A New Swiss Re Sigma report examines the state of the London Market, describing the effects of the sweeping changes that have occurred over the last decade, the ongoing consolidations, the market’s continuing underperformance and the overall decline in London’s market share.

Swiss Re’s bulletin announcing the report states that, “The London Market is the most important international transaction centre for insurance risks, despite having declined in importance slightly in the 1990s, mainly as a result of the severe crisis at Lloyd’s. At present, the London Market accounts for a share of about 10-15% in the large industrial risks and reinsurance business world-wide, while its share in marine and aviation insurance continues to be significantly higher.”

The announcement, which highlights some of the conclusions in the Sigma Report, notes that decreasing premium rates and the Sept. 11 attacks “have resulted in massive losses for London Market insurers and Lloyd’s syndicates”. While rate increases have accelerated after the attacks on the U.S. the market is still particularly “susceptible to the cycles affecting the global insurance industry, and its overall performance has been inadequate.

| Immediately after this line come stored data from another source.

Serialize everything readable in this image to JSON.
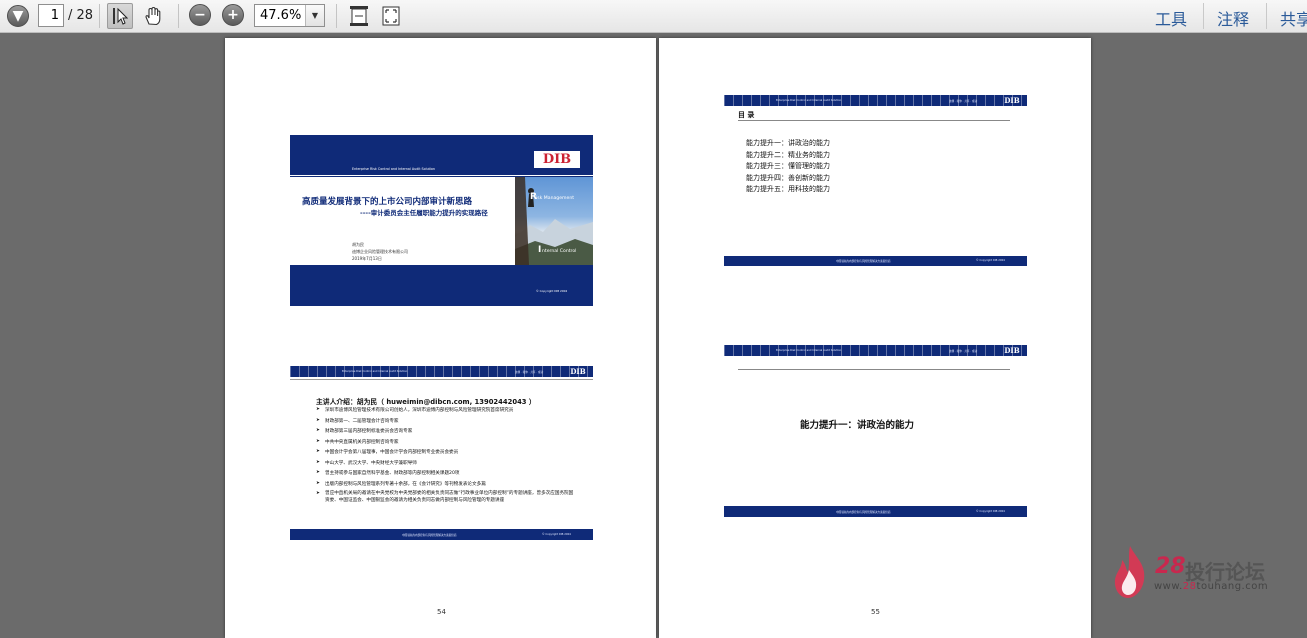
{
  "toolbar": {
    "page_current": "1",
    "page_total": "/ 28",
    "zoom": "47.6%",
    "right_links": [
      "工具",
      "注释",
      "共享"
    ]
  },
  "cover": {
    "subtitle_en": "Enterprise Risk Control and Internal Audit Solution",
    "title": "高质量发展背景下的上市公司内部审计新思路",
    "subtitle": "----审计委员会主任履职能力提升的实现路径",
    "author": "胡为民",
    "company": "迪博企业风险管理技术有限公司",
    "date": "2019年7月13日",
    "logo": "DIB",
    "risk_text": "isk Management",
    "risk_initial": "R",
    "internal_text": "nternal Control",
    "internal_initial": "I",
    "copyright": "© Copyright DIB 2004"
  },
  "header_tagline": "Enterprise Risk Control and Internal Audit Solution",
  "header_right": "迪博 · 和你 · 共享 · 成功",
  "footer_center": "中国领先的内部控制与风险管理解决方案提供商",
  "footer_right": "© Copyright DIB 2004",
  "intro": {
    "heading": "主讲人介绍：胡为民（ huweimin@dibcn.com, 13902442043 ）",
    "bullets": [
      "深圳市迪博风险管理技术有限公司创始人，深圳市迪博内部控制与风险管理研究院首席研究员",
      "财政部第一、二届管理会计咨询专家",
      "财政部第三届内部控制标准委员会咨询专家",
      "中共中央直属机关内部控制咨询专家",
      "中国会计学会第八届理事，中国会计学会内部控制专业委员会委员",
      "中山大学、武汉大学、中央财经大学兼职导师",
      "曾主持或参与国家自然科学基金、财政部等内部控制相关课题20项",
      "出版内部控制与风险管理系列专著十余部，在《会计研究》等刊物发表论文多篇",
      "曾应中直机关局的邀请在中央党校为中央党部委的相关负责同志做“行政事业单位内部控制”的专题讲座，曾多次应国务院国资委、中国证监会、中国银监会的邀请为相关负责同志做内部控制与风险管理的专题讲座"
    ]
  },
  "toc": {
    "heading": "目 录",
    "items": [
      "能力提升一：讲政治的能力",
      "能力提升二：精业务的能力",
      "能力提升三：懂管理的能力",
      "能力提升四：善创新的能力",
      "能力提升五：用科技的能力"
    ]
  },
  "section": {
    "title": "能力提升一：讲政治的能力"
  },
  "page_numbers": [
    "54",
    "55"
  ],
  "watermark": {
    "brand_num": "28",
    "brand_text": "投行论坛",
    "url_prefix": "www.",
    "url_highlight": "28",
    "url_suffix": "touhang.com"
  },
  "colors": {
    "navy": "#0f2a78",
    "background": "#6b6b6b",
    "link": "#2a5a99",
    "watermark": "#c8284e"
  }
}
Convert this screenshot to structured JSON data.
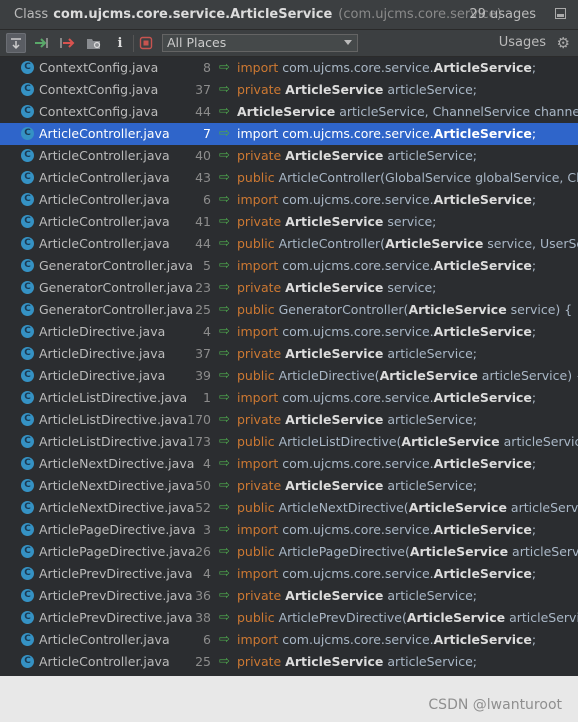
{
  "title": {
    "kind": "Class",
    "name": "com.ujcms.core.service.ArticleService",
    "package": "(com.ujcms.core.service)",
    "count": "29 usages"
  },
  "toolbar": {
    "scope": "All Places",
    "usages_label": "Usages",
    "icons": [
      "expand-icon",
      "next-occurrence-icon",
      "previous-occurrence-icon",
      "open-in-find-window-icon",
      "info-icon",
      "stop-icon"
    ]
  },
  "rows": [
    {
      "file": "ContextConfig.java",
      "line": "8",
      "parts": [
        [
          "kw",
          "import "
        ],
        [
          "t",
          "com.ujcms.core.service."
        ],
        [
          "cls",
          "ArticleService"
        ],
        [
          "t",
          ";"
        ]
      ]
    },
    {
      "file": "ContextConfig.java",
      "line": "37",
      "parts": [
        [
          "kw",
          "private "
        ],
        [
          "cls",
          "ArticleService"
        ],
        [
          "t",
          " articleService;"
        ]
      ]
    },
    {
      "file": "ContextConfig.java",
      "line": "44",
      "parts": [
        [
          "cls",
          "ArticleService"
        ],
        [
          "t",
          " articleService, ChannelService channelService"
        ]
      ]
    },
    {
      "file": "ArticleController.java",
      "line": "7",
      "selected": true,
      "parts": [
        [
          "kw",
          "import "
        ],
        [
          "t",
          "com.ujcms.core.service."
        ],
        [
          "cls",
          "ArticleService"
        ],
        [
          "t",
          ";"
        ]
      ]
    },
    {
      "file": "ArticleController.java",
      "line": "40",
      "parts": [
        [
          "kw",
          "private "
        ],
        [
          "cls",
          "ArticleService"
        ],
        [
          "t",
          " articleService;"
        ]
      ]
    },
    {
      "file": "ArticleController.java",
      "line": "43",
      "parts": [
        [
          "kw",
          "public "
        ],
        [
          "t",
          "ArticleController(GlobalService globalService, Chann"
        ]
      ]
    },
    {
      "file": "ArticleController.java",
      "line": "6",
      "parts": [
        [
          "kw",
          "import "
        ],
        [
          "t",
          "com.ujcms.core.service."
        ],
        [
          "cls",
          "ArticleService"
        ],
        [
          "t",
          ";"
        ]
      ]
    },
    {
      "file": "ArticleController.java",
      "line": "41",
      "parts": [
        [
          "kw",
          "private "
        ],
        [
          "cls",
          "ArticleService"
        ],
        [
          "t",
          " service;"
        ]
      ]
    },
    {
      "file": "ArticleController.java",
      "line": "44",
      "parts": [
        [
          "kw",
          "public "
        ],
        [
          "t",
          "ArticleController("
        ],
        [
          "cls",
          "ArticleService"
        ],
        [
          "t",
          " service, UserService"
        ]
      ]
    },
    {
      "file": "GeneratorController.java",
      "line": "5",
      "parts": [
        [
          "kw",
          "import "
        ],
        [
          "t",
          "com.ujcms.core.service."
        ],
        [
          "cls",
          "ArticleService"
        ],
        [
          "t",
          ";"
        ]
      ]
    },
    {
      "file": "GeneratorController.java",
      "line": "23",
      "parts": [
        [
          "kw",
          "private "
        ],
        [
          "cls",
          "ArticleService"
        ],
        [
          "t",
          " service;"
        ]
      ]
    },
    {
      "file": "GeneratorController.java",
      "line": "25",
      "parts": [
        [
          "kw",
          "public "
        ],
        [
          "t",
          "GeneratorController("
        ],
        [
          "cls",
          "ArticleService"
        ],
        [
          "t",
          " service) {"
        ]
      ]
    },
    {
      "file": "ArticleDirective.java",
      "line": "4",
      "parts": [
        [
          "kw",
          "import "
        ],
        [
          "t",
          "com.ujcms.core.service."
        ],
        [
          "cls",
          "ArticleService"
        ],
        [
          "t",
          ";"
        ]
      ]
    },
    {
      "file": "ArticleDirective.java",
      "line": "37",
      "parts": [
        [
          "kw",
          "private "
        ],
        [
          "cls",
          "ArticleService"
        ],
        [
          "t",
          " articleService;"
        ]
      ]
    },
    {
      "file": "ArticleDirective.java",
      "line": "39",
      "parts": [
        [
          "kw",
          "public "
        ],
        [
          "t",
          "ArticleDirective("
        ],
        [
          "cls",
          "ArticleService"
        ],
        [
          "t",
          " articleService) {"
        ]
      ]
    },
    {
      "file": "ArticleListDirective.java",
      "line": "1",
      "parts": [
        [
          "kw",
          "import "
        ],
        [
          "t",
          "com.ujcms.core.service."
        ],
        [
          "cls",
          "ArticleService"
        ],
        [
          "t",
          ";"
        ]
      ]
    },
    {
      "file": "ArticleListDirective.java",
      "line": "170",
      "parts": [
        [
          "kw",
          "private "
        ],
        [
          "cls",
          "ArticleService"
        ],
        [
          "t",
          " articleService;"
        ]
      ]
    },
    {
      "file": "ArticleListDirective.java",
      "line": "173",
      "parts": [
        [
          "kw",
          "public "
        ],
        [
          "t",
          "ArticleListDirective("
        ],
        [
          "cls",
          "ArticleService"
        ],
        [
          "t",
          " articleService, Cha"
        ]
      ]
    },
    {
      "file": "ArticleNextDirective.java",
      "line": "4",
      "parts": [
        [
          "kw",
          "import "
        ],
        [
          "t",
          "com.ujcms.core.service."
        ],
        [
          "cls",
          "ArticleService"
        ],
        [
          "t",
          ";"
        ]
      ]
    },
    {
      "file": "ArticleNextDirective.java",
      "line": "50",
      "parts": [
        [
          "kw",
          "private "
        ],
        [
          "cls",
          "ArticleService"
        ],
        [
          "t",
          " articleService;"
        ]
      ]
    },
    {
      "file": "ArticleNextDirective.java",
      "line": "52",
      "parts": [
        [
          "kw",
          "public "
        ],
        [
          "t",
          "ArticleNextDirective("
        ],
        [
          "cls",
          "ArticleService"
        ],
        [
          "t",
          " articleService) {"
        ]
      ]
    },
    {
      "file": "ArticlePageDirective.java",
      "line": "3",
      "parts": [
        [
          "kw",
          "import "
        ],
        [
          "t",
          "com.ujcms.core.service."
        ],
        [
          "cls",
          "ArticleService"
        ],
        [
          "t",
          ";"
        ]
      ]
    },
    {
      "file": "ArticlePageDirective.java",
      "line": "26",
      "parts": [
        [
          "kw",
          "public "
        ],
        [
          "t",
          "ArticlePageDirective("
        ],
        [
          "cls",
          "ArticleService"
        ],
        [
          "t",
          " articleService, Ch"
        ]
      ]
    },
    {
      "file": "ArticlePrevDirective.java",
      "line": "4",
      "parts": [
        [
          "kw",
          "import "
        ],
        [
          "t",
          "com.ujcms.core.service."
        ],
        [
          "cls",
          "ArticleService"
        ],
        [
          "t",
          ";"
        ]
      ]
    },
    {
      "file": "ArticlePrevDirective.java",
      "line": "36",
      "parts": [
        [
          "kw",
          "private "
        ],
        [
          "cls",
          "ArticleService"
        ],
        [
          "t",
          " articleService;"
        ]
      ]
    },
    {
      "file": "ArticlePrevDirective.java",
      "line": "38",
      "parts": [
        [
          "kw",
          "public "
        ],
        [
          "t",
          "ArticlePrevDirective("
        ],
        [
          "cls",
          "ArticleService"
        ],
        [
          "t",
          " articleService) {"
        ]
      ]
    },
    {
      "file": "ArticleController.java",
      "line": "6",
      "parts": [
        [
          "kw",
          "import "
        ],
        [
          "t",
          "com.ujcms.core.service."
        ],
        [
          "cls",
          "ArticleService"
        ],
        [
          "t",
          ";"
        ]
      ]
    },
    {
      "file": "ArticleController.java",
      "line": "25",
      "parts": [
        [
          "kw",
          "private "
        ],
        [
          "cls",
          "ArticleService"
        ],
        [
          "t",
          " articleService;"
        ]
      ]
    }
  ],
  "watermark": "CSDN @lwanturoot",
  "colors": {
    "background": "#2b2d30",
    "selection": "#2f65ca",
    "keyword": "#cc7832",
    "class_icon": "#3592c4",
    "usage_arrow": "#4da64d"
  }
}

The study notes that “On average over the past decade and more, the London Market insurers achieved a return on investment of less than 7%, which is not enough, considering the wide fluctuation of their results. In the past twenty years, Lloyd’s has made more losses than profits.”

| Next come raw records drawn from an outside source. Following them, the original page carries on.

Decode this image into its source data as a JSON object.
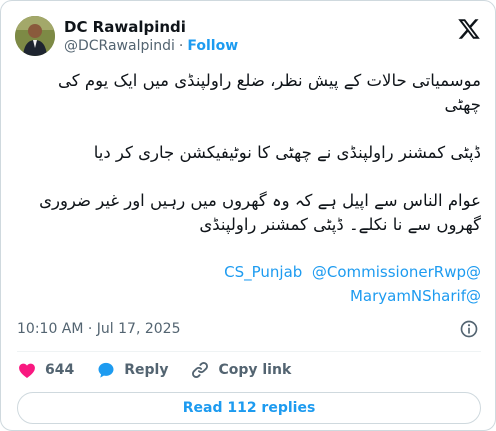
{
  "author": {
    "name": "DC Rawalpindi",
    "handle": "@DCRawalpindi",
    "separator": "·",
    "follow_label": "Follow"
  },
  "tweet": {
    "line1": "موسمیاتی حالات کے پیش نظر، ضلع راولپنڈی میں ایک یوم کی چھٹی",
    "line2": "ڈپٹی کمشنر راولپنڈی نے چھٹی کا نوٹیفیکشن جاری کر دیا",
    "line3": "عوام الناس سے اپیل ہے کہ وہ گھروں میں رہیں اور غیر ضروری گھروں سے نا نکلے۔ ڈپٹی کمشنر راولپنڈی",
    "mentions": [
      "@CommissionerRwp",
      "@CS_Punjab",
      "@MaryamNSharif"
    ]
  },
  "timestamp": "10:10 AM · Jul 17, 2025",
  "actions": {
    "like_count": "644",
    "reply_label": "Reply",
    "copy_label": "Copy link"
  },
  "read_replies_label": "Read 112 replies",
  "colors": {
    "accent": "#1d9bf0",
    "like": "#f91880",
    "text": "#0f1419",
    "muted": "#536471",
    "border": "#cfd9de"
  },
  "icons": [
    "x-logo-icon",
    "info-icon",
    "heart-icon",
    "reply-bubble-icon",
    "link-icon"
  ]
}
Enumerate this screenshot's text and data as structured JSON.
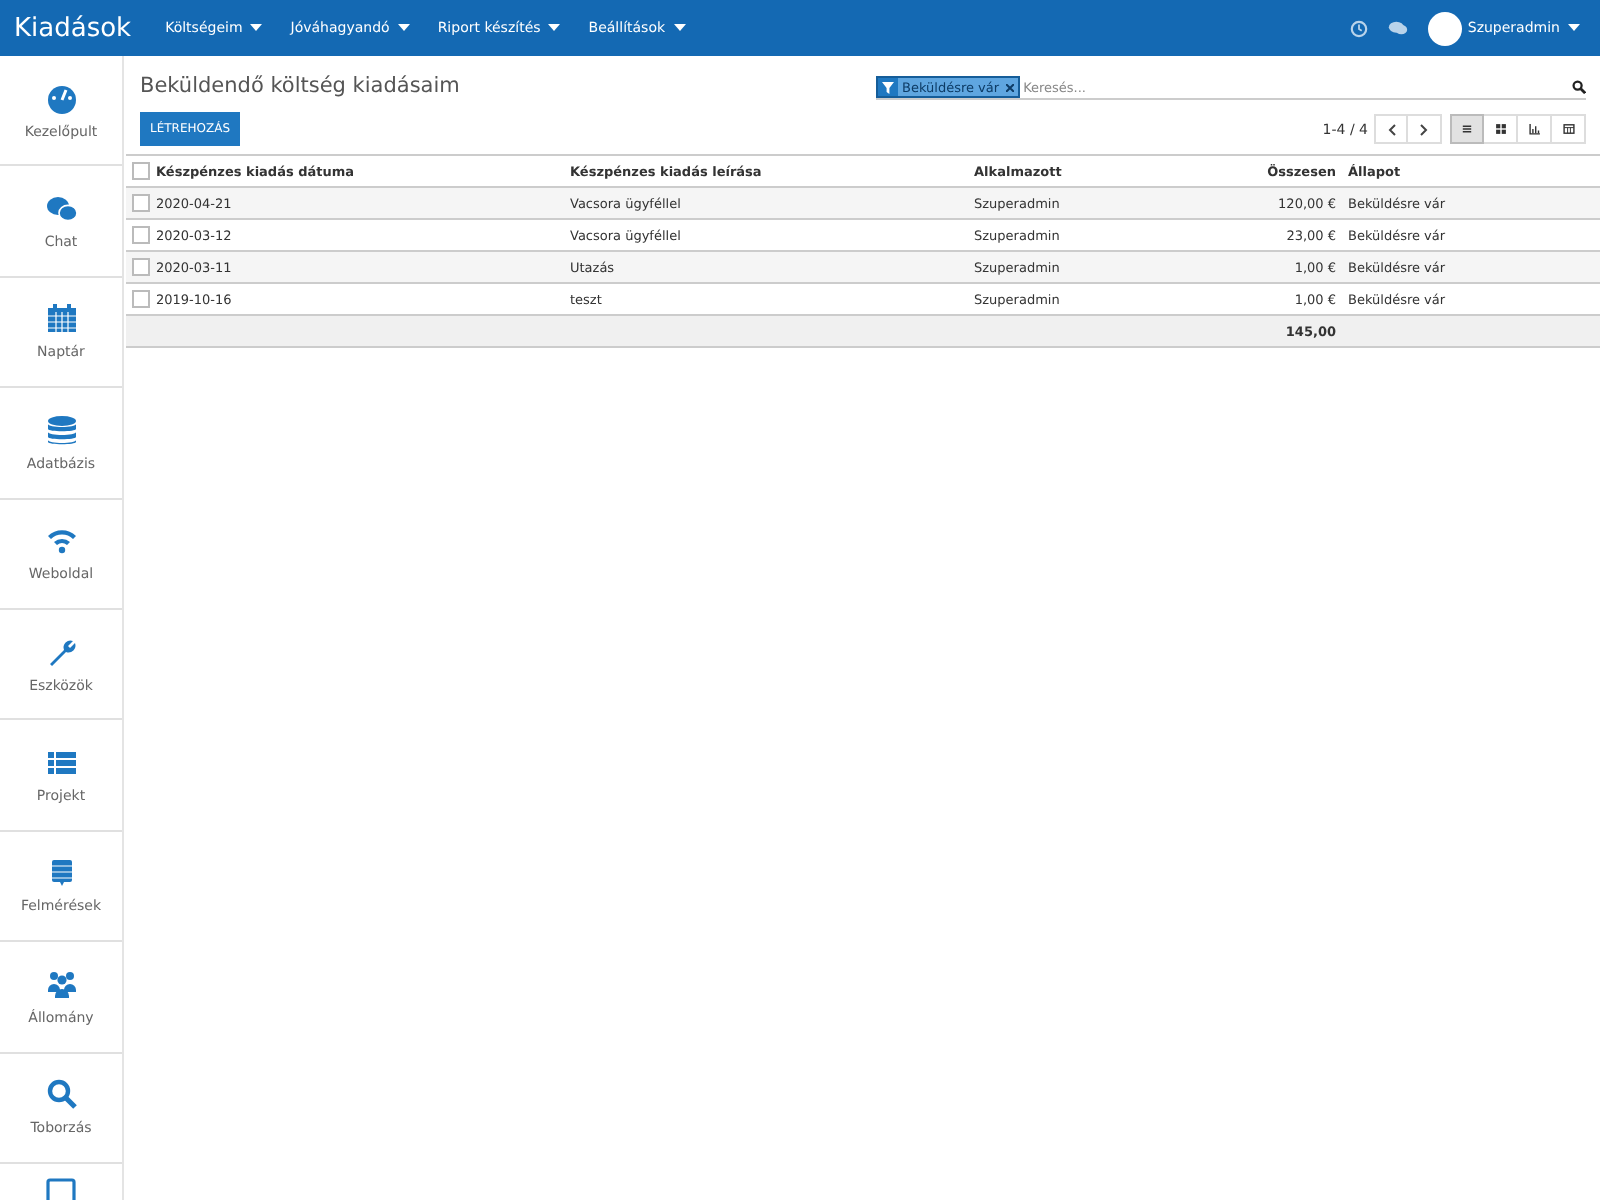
{
  "topbar": {
    "app_title": "Kiadások",
    "menus": [
      {
        "label": "Költségeim"
      },
      {
        "label": "Jóváhagyandó"
      },
      {
        "label": "Riport készítés"
      },
      {
        "label": "Beállítások"
      }
    ],
    "user": "Szuperadmin"
  },
  "sidebar": {
    "items": [
      {
        "label": "Kezelőpult"
      },
      {
        "label": "Chat"
      },
      {
        "label": "Naptár"
      },
      {
        "label": "Adatbázis"
      },
      {
        "label": "Weboldal"
      },
      {
        "label": "Eszközök"
      },
      {
        "label": "Projekt"
      },
      {
        "label": "Felmérések"
      },
      {
        "label": "Állomány"
      },
      {
        "label": "Toborzás"
      }
    ]
  },
  "page": {
    "title": "Beküldendő költség kiadásaim",
    "create_button": "LÉTREHOZÁS",
    "filter_tag": "Beküldésre vár",
    "search": {
      "placeholder": "Keresés..."
    },
    "pager": "1-4 / 4",
    "views": [
      {
        "selected": true
      },
      {
        "selected": false
      },
      {
        "selected": false
      },
      {
        "selected": false
      }
    ]
  },
  "table": {
    "columns": [
      "Készpénzes kiadás dátuma",
      "Készpénzes kiadás leírása",
      "Alkalmazott",
      "Összesen",
      "Állapot"
    ],
    "all_checked": false,
    "rows": [
      {
        "checked": false,
        "cells": [
          "2020-04-21",
          "Vacsora ügyféllel",
          "Szuperadmin",
          "120,00 €",
          "Beküldésre vár"
        ]
      },
      {
        "checked": false,
        "cells": [
          "2020-03-12",
          "Vacsora ügyféllel",
          "Szuperadmin",
          "23,00 €",
          "Beküldésre vár"
        ]
      },
      {
        "checked": false,
        "cells": [
          "2020-03-11",
          "Utazás",
          "Szuperadmin",
          "1,00 €",
          "Beküldésre vár"
        ]
      },
      {
        "checked": false,
        "cells": [
          "2019-10-16",
          "teszt",
          "Szuperadmin",
          "1,00 €",
          "Beküldésre vár"
        ]
      }
    ],
    "total": "145,00"
  }
}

It also describes the changes in capitalization which have occurred, particularly at Lloyd’s, noting that, “Since the admission of limited-liability corporate capital (as opposed to private investors with unlimited liability, known as Names), the nature of Lloyd’s has been radically transformed: de facto insurance companies have been set up within the Lloyd’s framework. Non-UK insurers, especially from Bermuda and the US, currently control just on half of Lloyd’s overall capacity.”

Discussing the consolidations which have occurred over the past decade the study found that, “The number of active insurers has more than halved, with the withdrawal of most of the UK insurers being particularly striking. However, the decline in the number of Lloyd’s syndicates from 400 to 86 has less to do with the general shake-down in the insurance industry than with the shake-out that followed the major crisis Lloyd’s went through in the early 1990s.”

Swiss Re’s report isn’t all negative, however. It still sees the London market as occupying an important place in the global insurance market, due principally to the “high density of brokers and insurers and the highly developed infrastructure, including specialised service providers.

It also cited the recent cooperative initiatives between Lloyd’s and London’s International Underwriters Association (IUA) as important moves in strengthening the market, and indicated that it would help to “ensure that London will remain the leading market-place for insurance risks in the future.”